The abundance of obdurate critics, curators and museum directors have popularized these erroneous notions - that abstract painting is no longer a viable and meaningful form, that it has outlived its purpose and usefulness, and that it has spent all of its innovative and creative contributions to plastic art.
The endorsement of such lurid thoughts by influential and powerful art world professionals has created an obex for abstract painting, and has aided in the flourishing of these false ideas. In addition, the importation of Eurocentric art and artists has aided in the proliferation of similar beliefs. Eurocentricity, through the help of self-centered, bungling and misguided curators and critics and through sophisticated marketing strategies, seems to have captured the imagination of the American scene producing an ill-informed public. With their erred percipience, most museums and art institutions outside New York City exhibit what critics and curators sanction.
Presently in our culture, photography and pornography, installation and conceptualism, human waste, urine and even elephant dung are used subjectively to exemplify and to define our culture and taste. The insipid state induced by this fact in the contemporary art scene has reinforced my commitment to featuring abstract painting as an alternative. I feel it to be an act of self-preservation, necessity and patriotism, and for the sake of abstract painting, that I organize and curate abstract painting exhibitions.
The selections I have made in this exhibition fall into one of four stylistic categories. They are geometric, organic, gestural and expressionistic. In choosing the works, I sought out those that had what I coined "autonomy of style" and those that appeared to be "indigenously American" in their formal structure and subjective content.

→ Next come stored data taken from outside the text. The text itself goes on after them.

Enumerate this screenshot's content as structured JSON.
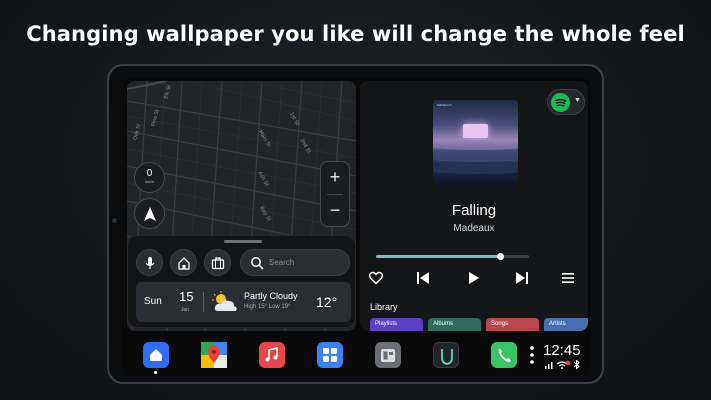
{
  "headline": "Changing wallpaper you like will change the whole feel",
  "map": {
    "speed_value": "0",
    "speed_unit": "km/h",
    "zoom_in": "+",
    "zoom_out": "−",
    "street_labels": [
      "Elk St",
      "Pine St",
      "Oak St",
      "Main St",
      "1st St",
      "2nd St",
      "Ash St",
      "Bay St"
    ]
  },
  "widget": {
    "search_placeholder": "Search",
    "weather": {
      "day": "Sun",
      "date": "15",
      "month": "Jan",
      "condition": "Partly Cloudy",
      "high_low": "High 15°  Low 19°",
      "temp": "12°"
    }
  },
  "media": {
    "source_app": "spotify-icon",
    "album_text": "MADEAUX",
    "track": "Falling",
    "artist": "Madeaux",
    "progress_fraction": 0.81,
    "library_title": "Library",
    "library_chips": [
      {
        "label": "Playlists",
        "color": "#5b3fc4"
      },
      {
        "label": "Albums",
        "color": "#2e6b5c"
      },
      {
        "label": "Songs",
        "color": "#b8464c"
      },
      {
        "label": "Artists",
        "color": "#4a6fb0"
      }
    ]
  },
  "dock": {
    "apps": [
      "home-app-icon",
      "maps-app-icon",
      "music-app-icon",
      "apps-grid-icon",
      "car-settings-icon",
      "shield-app-icon",
      "phone-app-icon"
    ],
    "time": "12:45"
  },
  "colors": {
    "accent": "#79c2c6",
    "spotify": "#1db954",
    "home_blue": "#2f6df6",
    "phone_green": "#39c463",
    "music_red": "#e5474b",
    "grid_blue": "#3b82f6"
  }
}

I believe that painting is born of an inherent human need for art and beauty and that it innately thrives on discipline, commitment and maturity. The painters I have chosen are but a small sampling of artists who have those attributes. They have worked tirelessly as abstractionists for many years. Some of them are well known, others lesser known. The common bond here is that they are all committed to abstract art and continue to raise important esthetic questions and pertinent issues in regard to abstraction.
In selecting the paintings for this exhibition I chose works that addressed abstract expressionist ideology and to some degree those that either discerned or rebutted Greenbergian thought, as well as some works that inferred American/cross-cultural references. I hope to dispel the belief that there are no concurrent abstract innovations in painting. I think that this exhibition supports that intent.